Pour Gérard Cartier, ce projet est très ancien. Selon les premières traces avérées, quelques unes ont été publiée dans une revue en 1994. “J’ai longtemps conservé sans y toucher un manuscrit de soixante-quatre poèmes.” dit l’auteur. D’où ce roman-poème — qui s’émancipe du prosaïsme et devient une sorte d’allusion au Voyage de Bougainville –qui est aussi celui d’une enfant en construction. Elle grandit, découvre le monde et s’émancipe. C’est aussi le roman de père à qui elle échappe peu à peu au moyen d’images changées car changeantes en une suite de métamorphoses.
Par exemple, dès l’origine voici “Mara dans les neiges exposée au Vercors / frissonnant en langes dans sa tour d’abandon // chauve laiteuse la voix accordée aux viscères / Mara en cornette enfantée d’une morte.” Mais le lecteur ne se trompe pas, ni se limite à une telle vision. Pour Mara, le monde peut devenir beau même si parfois elle semble le fixer d’un œil dans la fente d’un mur pour le voir. De plus, pour le comprendre, elle met des mots dessus tandis que ceux de l’auteur prolongent ses transfigurations dans une vérité “en dépit du mensonge où il faut pourtant se cacher”, écrit-il.
Non seulement il analyse la vie, le réel mais aussi l’image loin de la narration. Son oeuvre crée une forme de figuratif paradoxal là où Grenoble veille, place St Bruno, les bu, le VFD et biens d’allusions aux poètes dont Leopardi et Zanzotto (la ville est presque italienne) . S’y mêlent différents plans et divers points de vue.

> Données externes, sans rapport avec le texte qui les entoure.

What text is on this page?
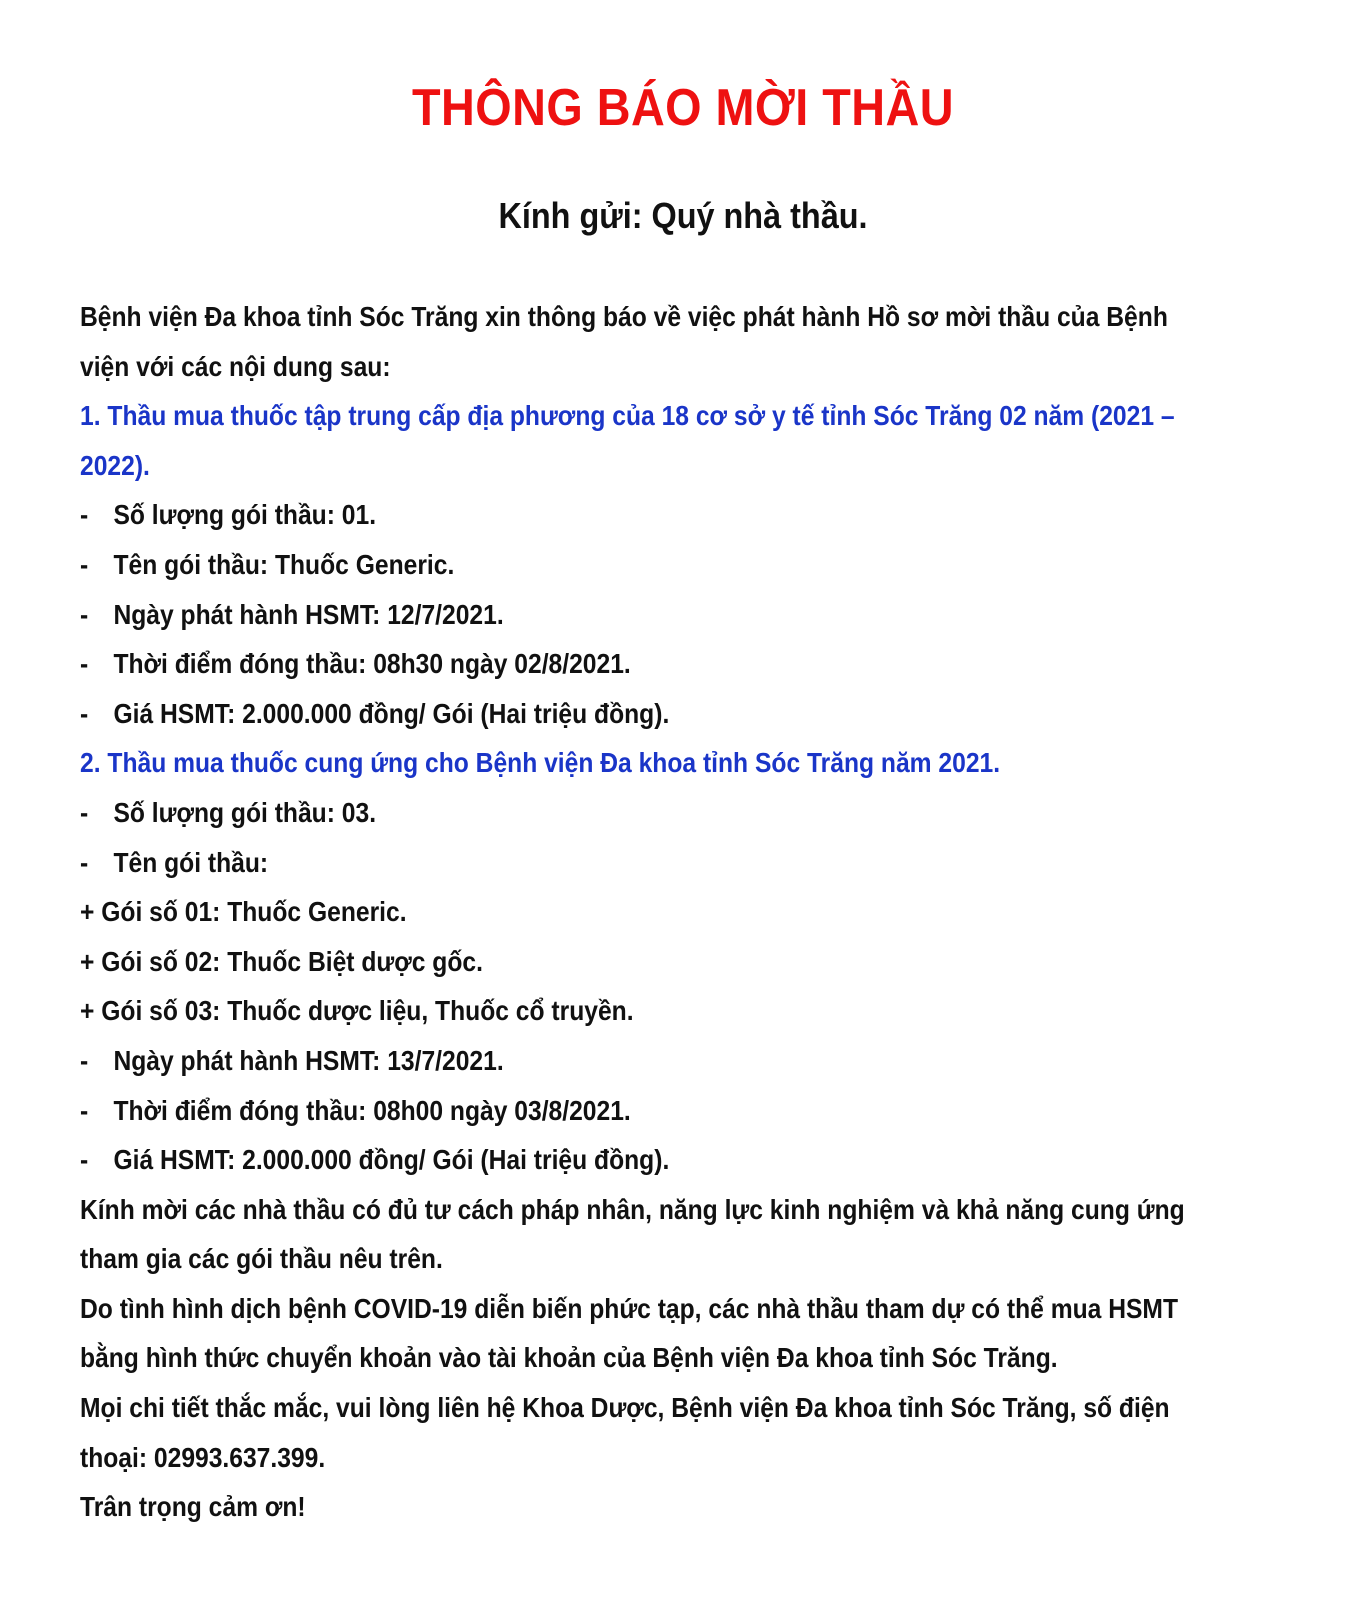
THÔNG BÁO MỜI THẦU
Kính gửi: Quý nhà thầu.
Bệnh viện Đa khoa tỉnh Sóc Trăng xin thông báo về việc phát hành Hồ sơ mời thầu của Bệnh
viện với các nội dung sau:
1. Thầu mua thuốc tập trung cấp địa phương của 18 cơ sở y tế tỉnh Sóc Trăng 02 năm (2021 –
2022).
- Số lượng gói thầu: 01.
- Tên gói thầu: Thuốc Generic.
- Ngày phát hành HSMT: 12/7/2021.
- Thời điểm đóng thầu: 08h30 ngày 02/8/2021.
- Giá HSMT: 2.000.000 đồng/ Gói (Hai triệu đồng).
2. Thầu mua thuốc cung ứng cho Bệnh viện Đa khoa tỉnh Sóc Trăng năm 2021.
- Số lượng gói thầu: 03.
- Tên gói thầu:
+ Gói số 01: Thuốc Generic.
+ Gói số 02: Thuốc Biệt dược gốc.
+ Gói số 03: Thuốc dược liệu, Thuốc cổ truyền.
- Ngày phát hành HSMT: 13/7/2021.
- Thời điểm đóng thầu: 08h00 ngày 03/8/2021.
- Giá HSMT: 2.000.000 đồng/ Gói (Hai triệu đồng).
Kính mời các nhà thầu có đủ tư cách pháp nhân, năng lực kinh nghiệm và khả năng cung ứng
tham gia các gói thầu nêu trên.
Do tình hình dịch bệnh COVID-19 diễn biến phức tạp, các nhà thầu tham dự có thể mua HSMT
bằng hình thức chuyển khoản vào tài khoản của Bệnh viện Đa khoa tỉnh Sóc Trăng.
Mọi chi tiết thắc mắc, vui lòng liên hệ Khoa Dược, Bệnh viện Đa khoa tỉnh Sóc Trăng, số điện
thoại: 02993.637.399.
Trân trọng cảm ơn!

L’objectif n’est pas en une telle approche d’éliminer la temporalité et les ordres mais de les rapprocher en un même plan.
Les compositions des poèmes offrent chaque fois — plus ou moins flous enchaînées — un sort de tableau de latence par un hypothétique agencement de sens où quelque chose pourrait se cacher et en ressurgir à tout moment. Chaque poème est donc construit de détails mis en relation au sein d’éléments du réel proposés dans des formes généralement simples mais pas forcément et instantanément reconnaissables. Se voit ainsi ce que l’on peut voir et pas forcément ce qui va (ou irait) de soi.
Parlons alors de dramaturgies capables de mettre le monde en mouvements au sein de scènes étranges et dans lesquelles le travail de constructions — à travers entre autres et par exemple des changements d’échelle — donne un rythme à chaque ensemble. Cette mise en œuvre ouvre donc concrètement la spatialité idéale à ce qui tient par feintes de récits en un chant absolu. “Oubliant / les noms et les lieux”, il devient un des “fleuves qui n’ont pas de nom / et se perdent dans l’hiver”.
Mais il y a autant d’étés au-dessus des jardins où se distingue “un rire un bouquet d’orties blanches / minuscules fleurs épilées”. Elles peuvent comme l’héroïne se frotter à l’absence sans oublier la brûlure. Et c’est entre mensonge et vérité que jaillit une surréalité.
jean-paul gavard-perret
Gérard Cartier, Le roman de Mara, Tarabuste, mai 2024, 140 p. — 14,00 €.